The following description includes information that may be useful in understanding the present invention. It is not an admission that any of the information provided herein is prior art, or relevant, to the presently described inventions, or that any publication or document that is specifically or implicitly referenced is prior art.
According to the National Cancer Institute, since 1990 over 17 million people have been diagnosed with cancer, and an additional 1,334,100 new cancer cases are expected to be diagnosed in 2003. About 556,500 Americans are expected to die of cancer in 2003, more than 1500 people every day. Cancer is the second leading cause of death in the United States, exceeded only by heart disease. The National Institutes of Health estimate the overall costs of cancer in the year 2002 at $171.6 billion (Cancer Facts & Figures, 2003). Clearly, cancer is an enormous problem, and cancer treatments are needed.

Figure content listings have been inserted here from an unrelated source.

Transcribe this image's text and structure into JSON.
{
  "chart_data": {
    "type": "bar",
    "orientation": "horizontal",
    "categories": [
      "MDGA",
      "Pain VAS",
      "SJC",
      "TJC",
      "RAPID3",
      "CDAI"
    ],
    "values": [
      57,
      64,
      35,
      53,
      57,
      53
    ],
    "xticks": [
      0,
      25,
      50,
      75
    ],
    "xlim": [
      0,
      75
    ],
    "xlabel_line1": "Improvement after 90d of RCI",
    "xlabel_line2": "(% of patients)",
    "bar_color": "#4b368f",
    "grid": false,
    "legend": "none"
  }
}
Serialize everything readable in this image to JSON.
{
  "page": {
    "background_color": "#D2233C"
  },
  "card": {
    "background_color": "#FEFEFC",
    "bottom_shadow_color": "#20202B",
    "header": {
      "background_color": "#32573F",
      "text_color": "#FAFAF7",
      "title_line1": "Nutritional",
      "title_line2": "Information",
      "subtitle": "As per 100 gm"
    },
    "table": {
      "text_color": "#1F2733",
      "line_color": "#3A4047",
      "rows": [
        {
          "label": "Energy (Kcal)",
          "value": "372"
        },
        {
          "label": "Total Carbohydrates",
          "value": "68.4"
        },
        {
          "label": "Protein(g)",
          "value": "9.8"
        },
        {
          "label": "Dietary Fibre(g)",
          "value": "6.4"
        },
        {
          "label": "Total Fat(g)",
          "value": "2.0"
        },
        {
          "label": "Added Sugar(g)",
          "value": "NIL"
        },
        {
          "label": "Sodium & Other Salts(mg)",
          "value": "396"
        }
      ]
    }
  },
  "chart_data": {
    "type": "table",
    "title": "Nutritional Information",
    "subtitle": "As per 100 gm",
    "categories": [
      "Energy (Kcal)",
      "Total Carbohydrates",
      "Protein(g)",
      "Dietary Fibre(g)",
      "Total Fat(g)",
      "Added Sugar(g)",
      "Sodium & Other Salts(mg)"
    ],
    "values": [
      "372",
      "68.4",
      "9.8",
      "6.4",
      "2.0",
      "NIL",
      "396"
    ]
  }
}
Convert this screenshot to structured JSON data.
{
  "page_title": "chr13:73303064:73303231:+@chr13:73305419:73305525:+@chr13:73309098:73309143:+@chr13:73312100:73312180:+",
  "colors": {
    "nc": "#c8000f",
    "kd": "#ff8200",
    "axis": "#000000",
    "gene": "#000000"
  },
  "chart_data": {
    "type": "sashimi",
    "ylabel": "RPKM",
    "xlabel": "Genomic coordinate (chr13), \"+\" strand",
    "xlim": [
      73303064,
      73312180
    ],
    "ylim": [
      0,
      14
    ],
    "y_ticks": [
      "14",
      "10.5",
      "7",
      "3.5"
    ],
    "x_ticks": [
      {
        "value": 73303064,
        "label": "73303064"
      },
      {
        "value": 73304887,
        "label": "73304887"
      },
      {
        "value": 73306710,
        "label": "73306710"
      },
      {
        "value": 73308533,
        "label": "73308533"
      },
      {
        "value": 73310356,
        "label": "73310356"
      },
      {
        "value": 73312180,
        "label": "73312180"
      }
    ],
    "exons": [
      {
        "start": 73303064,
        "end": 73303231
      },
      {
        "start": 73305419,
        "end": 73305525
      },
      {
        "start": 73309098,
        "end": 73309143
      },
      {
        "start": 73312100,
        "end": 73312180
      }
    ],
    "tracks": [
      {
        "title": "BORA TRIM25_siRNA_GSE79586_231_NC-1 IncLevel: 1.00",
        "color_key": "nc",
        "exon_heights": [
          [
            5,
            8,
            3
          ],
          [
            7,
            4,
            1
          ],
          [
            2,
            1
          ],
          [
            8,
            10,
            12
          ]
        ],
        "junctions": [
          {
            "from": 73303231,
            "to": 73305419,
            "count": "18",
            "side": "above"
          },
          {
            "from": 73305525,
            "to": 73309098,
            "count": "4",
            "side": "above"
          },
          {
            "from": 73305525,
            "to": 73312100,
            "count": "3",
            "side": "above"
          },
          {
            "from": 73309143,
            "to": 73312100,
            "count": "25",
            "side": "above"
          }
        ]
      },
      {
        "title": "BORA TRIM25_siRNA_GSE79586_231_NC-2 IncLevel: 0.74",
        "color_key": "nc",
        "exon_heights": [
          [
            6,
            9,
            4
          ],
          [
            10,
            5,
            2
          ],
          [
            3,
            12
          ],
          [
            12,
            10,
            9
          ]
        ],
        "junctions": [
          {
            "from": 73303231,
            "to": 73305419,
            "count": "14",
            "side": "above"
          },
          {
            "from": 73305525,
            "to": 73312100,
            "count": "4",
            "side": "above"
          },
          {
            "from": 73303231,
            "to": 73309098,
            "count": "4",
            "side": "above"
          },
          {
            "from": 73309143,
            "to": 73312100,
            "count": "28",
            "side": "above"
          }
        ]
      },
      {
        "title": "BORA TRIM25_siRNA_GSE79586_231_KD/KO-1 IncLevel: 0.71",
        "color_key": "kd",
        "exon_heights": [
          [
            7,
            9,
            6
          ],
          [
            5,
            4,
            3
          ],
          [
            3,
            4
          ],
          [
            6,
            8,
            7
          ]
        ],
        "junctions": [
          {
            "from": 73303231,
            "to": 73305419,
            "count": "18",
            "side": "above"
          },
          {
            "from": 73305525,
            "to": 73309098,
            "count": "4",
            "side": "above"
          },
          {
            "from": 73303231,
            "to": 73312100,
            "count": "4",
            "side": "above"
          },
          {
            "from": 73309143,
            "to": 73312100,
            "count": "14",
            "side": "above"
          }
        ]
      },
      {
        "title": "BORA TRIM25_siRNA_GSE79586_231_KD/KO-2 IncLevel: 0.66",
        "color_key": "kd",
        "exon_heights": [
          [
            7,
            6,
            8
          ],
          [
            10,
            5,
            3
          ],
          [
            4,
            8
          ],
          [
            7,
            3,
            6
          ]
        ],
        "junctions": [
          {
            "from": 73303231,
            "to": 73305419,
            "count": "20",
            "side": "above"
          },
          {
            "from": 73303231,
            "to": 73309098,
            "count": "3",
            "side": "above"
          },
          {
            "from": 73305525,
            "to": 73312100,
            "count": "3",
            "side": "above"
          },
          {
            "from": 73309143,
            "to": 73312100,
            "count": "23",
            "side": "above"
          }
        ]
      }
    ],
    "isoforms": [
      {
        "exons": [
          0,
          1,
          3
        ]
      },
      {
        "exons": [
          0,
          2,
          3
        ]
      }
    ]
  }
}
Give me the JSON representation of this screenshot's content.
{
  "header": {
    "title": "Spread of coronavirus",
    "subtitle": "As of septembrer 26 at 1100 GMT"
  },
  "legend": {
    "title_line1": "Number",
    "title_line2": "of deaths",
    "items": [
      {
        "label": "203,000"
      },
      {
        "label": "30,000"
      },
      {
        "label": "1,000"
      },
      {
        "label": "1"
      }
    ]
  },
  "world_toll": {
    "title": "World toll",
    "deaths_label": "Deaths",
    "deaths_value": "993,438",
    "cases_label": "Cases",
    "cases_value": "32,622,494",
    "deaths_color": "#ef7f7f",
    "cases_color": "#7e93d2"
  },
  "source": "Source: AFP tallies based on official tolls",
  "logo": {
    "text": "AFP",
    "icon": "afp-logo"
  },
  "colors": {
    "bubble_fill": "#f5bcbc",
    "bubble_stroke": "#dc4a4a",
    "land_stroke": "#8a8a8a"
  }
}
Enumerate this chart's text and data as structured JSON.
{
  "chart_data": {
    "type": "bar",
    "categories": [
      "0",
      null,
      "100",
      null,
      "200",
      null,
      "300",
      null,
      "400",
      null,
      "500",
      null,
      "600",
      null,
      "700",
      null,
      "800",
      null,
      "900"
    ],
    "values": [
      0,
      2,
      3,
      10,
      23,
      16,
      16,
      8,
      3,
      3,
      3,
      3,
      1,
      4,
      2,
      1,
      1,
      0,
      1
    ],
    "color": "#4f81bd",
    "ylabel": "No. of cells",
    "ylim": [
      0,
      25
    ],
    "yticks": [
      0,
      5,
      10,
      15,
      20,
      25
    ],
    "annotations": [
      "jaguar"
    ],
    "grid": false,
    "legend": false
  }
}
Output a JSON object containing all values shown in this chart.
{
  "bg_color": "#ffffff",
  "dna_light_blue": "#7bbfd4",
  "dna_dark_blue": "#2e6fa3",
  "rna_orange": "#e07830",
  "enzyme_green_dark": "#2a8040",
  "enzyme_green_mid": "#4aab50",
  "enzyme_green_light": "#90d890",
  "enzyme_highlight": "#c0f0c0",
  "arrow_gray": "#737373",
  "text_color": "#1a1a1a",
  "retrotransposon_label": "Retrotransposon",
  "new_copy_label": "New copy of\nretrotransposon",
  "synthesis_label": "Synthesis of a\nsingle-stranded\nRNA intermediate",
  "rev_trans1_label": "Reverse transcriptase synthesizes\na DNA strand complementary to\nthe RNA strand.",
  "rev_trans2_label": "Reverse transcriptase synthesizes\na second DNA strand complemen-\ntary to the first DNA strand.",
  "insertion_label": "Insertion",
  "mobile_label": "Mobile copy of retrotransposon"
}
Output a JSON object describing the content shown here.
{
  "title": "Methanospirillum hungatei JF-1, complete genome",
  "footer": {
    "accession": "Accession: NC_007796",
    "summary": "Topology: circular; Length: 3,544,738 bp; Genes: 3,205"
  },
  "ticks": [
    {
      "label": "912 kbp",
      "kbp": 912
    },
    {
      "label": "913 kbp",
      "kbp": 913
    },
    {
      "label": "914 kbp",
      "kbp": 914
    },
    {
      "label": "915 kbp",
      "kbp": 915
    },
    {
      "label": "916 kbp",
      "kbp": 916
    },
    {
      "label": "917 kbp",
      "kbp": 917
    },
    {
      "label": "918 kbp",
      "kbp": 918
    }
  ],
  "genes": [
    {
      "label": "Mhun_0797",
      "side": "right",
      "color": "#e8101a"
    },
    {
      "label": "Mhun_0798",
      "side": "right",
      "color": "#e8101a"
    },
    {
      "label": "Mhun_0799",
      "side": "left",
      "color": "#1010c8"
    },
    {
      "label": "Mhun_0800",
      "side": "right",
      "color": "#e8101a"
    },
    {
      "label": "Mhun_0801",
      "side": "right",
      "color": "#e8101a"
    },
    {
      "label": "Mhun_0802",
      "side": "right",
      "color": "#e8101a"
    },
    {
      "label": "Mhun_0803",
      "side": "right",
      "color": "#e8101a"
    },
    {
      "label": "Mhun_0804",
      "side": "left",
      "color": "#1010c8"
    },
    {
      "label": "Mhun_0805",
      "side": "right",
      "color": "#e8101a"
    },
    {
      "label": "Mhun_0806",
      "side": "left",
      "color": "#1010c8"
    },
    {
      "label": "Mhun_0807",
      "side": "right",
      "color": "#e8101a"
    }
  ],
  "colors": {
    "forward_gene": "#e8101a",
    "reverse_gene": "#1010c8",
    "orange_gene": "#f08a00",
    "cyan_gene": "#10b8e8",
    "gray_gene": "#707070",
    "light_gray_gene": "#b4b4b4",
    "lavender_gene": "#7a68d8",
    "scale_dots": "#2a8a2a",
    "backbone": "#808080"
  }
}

Current cancer treatments generally involve the use of surgery, radiation therapy, and/or chemotherapy. However, these treatments all involve serious side effects. For example, surgery can be complicated by bleeding, damage to internal organs, adverse reactions to anesthesia or other medicines, pain, infection, and slow recovery. Radiation therapy can damage normal cells and can cause fatigue. For many people chemotherapy is the best option for controlling their cancer. However, chemotherapy can also damage normal cells such as bone marrow and blood cells, cells of the hair follicles, and cells of the reproductive and digestive tracts. Chemotherapy can also cause nausea, vomiting, constipation, diarrhea, fatigue, changes to the nervous system, cognitive changes, lung damage, reproductive and sexual problems, liver, kidney, and urinary system damage, and, especially with the use of the chemotherapeutic agent doxorubicin, heart damage. Long-term side effects of chemotherapy can include permanent organ damage, delayed development in children, nerve damage, and blood in the urine. Thus, the use of the chemotherapy for cancer treatment is not without serious side effects.
Most agents currently administered to a patient are not targeted to the site where they are needed, resulting in systemic delivery of the agent to cells and tissues of the body where the agent is unnecessary, and often undesirable. Such systemic delivery may result in adverse side effects, and often limits the dose of an agent (e.g., cytotoxic agents and other anti-cancer agents) that can be administered. Accordingly, a major goal has been to develop methods for specifically targeting agents to cancerous cells and tissues.
Thus, it would be desirable to be able to direct various agents to cancer cells so as to be able to decrease the dosage of the agents given and to decrease the systemic toxicity and side effects associated with the agents.
Accordingly, there is a need for methods to target agents to cancerous cells.